Le problème est plus complexe. Benoît, tout sauf un touriste, est un ambassadeur des lettres, il est de ceux qui participent au rapprochement et au partenariat des deux capitales qui fait qu’un jour peut-être une piste cyclable reliera Paris à Prague, inaugurée par Anne hidalgo et Sandrine Rousseau en tandem, ou en déambulateur si les délais s’allongent.

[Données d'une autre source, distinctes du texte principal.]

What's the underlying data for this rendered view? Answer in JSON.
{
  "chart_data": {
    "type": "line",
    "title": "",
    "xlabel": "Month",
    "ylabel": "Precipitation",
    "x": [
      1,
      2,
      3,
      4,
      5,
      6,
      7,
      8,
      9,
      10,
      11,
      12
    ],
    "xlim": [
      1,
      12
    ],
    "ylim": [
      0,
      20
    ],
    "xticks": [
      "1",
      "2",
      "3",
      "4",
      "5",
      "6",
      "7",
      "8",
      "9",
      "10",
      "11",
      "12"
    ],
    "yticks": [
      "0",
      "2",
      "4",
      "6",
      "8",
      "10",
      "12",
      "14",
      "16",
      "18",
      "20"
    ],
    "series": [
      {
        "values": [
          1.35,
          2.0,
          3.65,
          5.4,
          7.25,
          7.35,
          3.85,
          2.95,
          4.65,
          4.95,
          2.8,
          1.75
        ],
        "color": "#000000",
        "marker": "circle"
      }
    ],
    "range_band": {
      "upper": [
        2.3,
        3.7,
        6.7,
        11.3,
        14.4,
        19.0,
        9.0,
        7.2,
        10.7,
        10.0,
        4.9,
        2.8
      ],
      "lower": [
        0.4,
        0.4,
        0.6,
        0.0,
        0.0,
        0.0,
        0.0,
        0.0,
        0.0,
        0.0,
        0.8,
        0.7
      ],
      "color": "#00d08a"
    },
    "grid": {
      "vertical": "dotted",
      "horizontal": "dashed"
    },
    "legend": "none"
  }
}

Il semblerait que le récent clivage souverainiste-non souverainiste remplaçant l’ancien droite-gauche soit déjà entrain de se faire griller la politesse par le petit dernier qui émerge sous nos yeux: croissant-décroissant. Toutes ces appellations n’étant que le cache sexe du même qui persiste depuis la nuit des temps: riche-pauvre. Cependant les gilets jaunes ont déjà goûté depuis un certain temps aux joies de la décroissance sans attendre les lumières de Sandrine qui propose l’augmentation du prix de l’essence, carburant du pauvre, à l’origine des gilets jaunes. C’est pourquoi il est absurde et contre productif de prendre pour bouc émissaire des personnalités aussi rares et talentueuses que Benoît qui sont les premières à nous éclairer sur tout ces paradoxes (entre autres dans son excellent roman « la Rebelle » 2004) dans cet océan d’uniformité fait de faux clivages, souvent au détriment des mêmes que certains pensent défendre sans s’apercevoir qu’ils les confortent dans leur statut.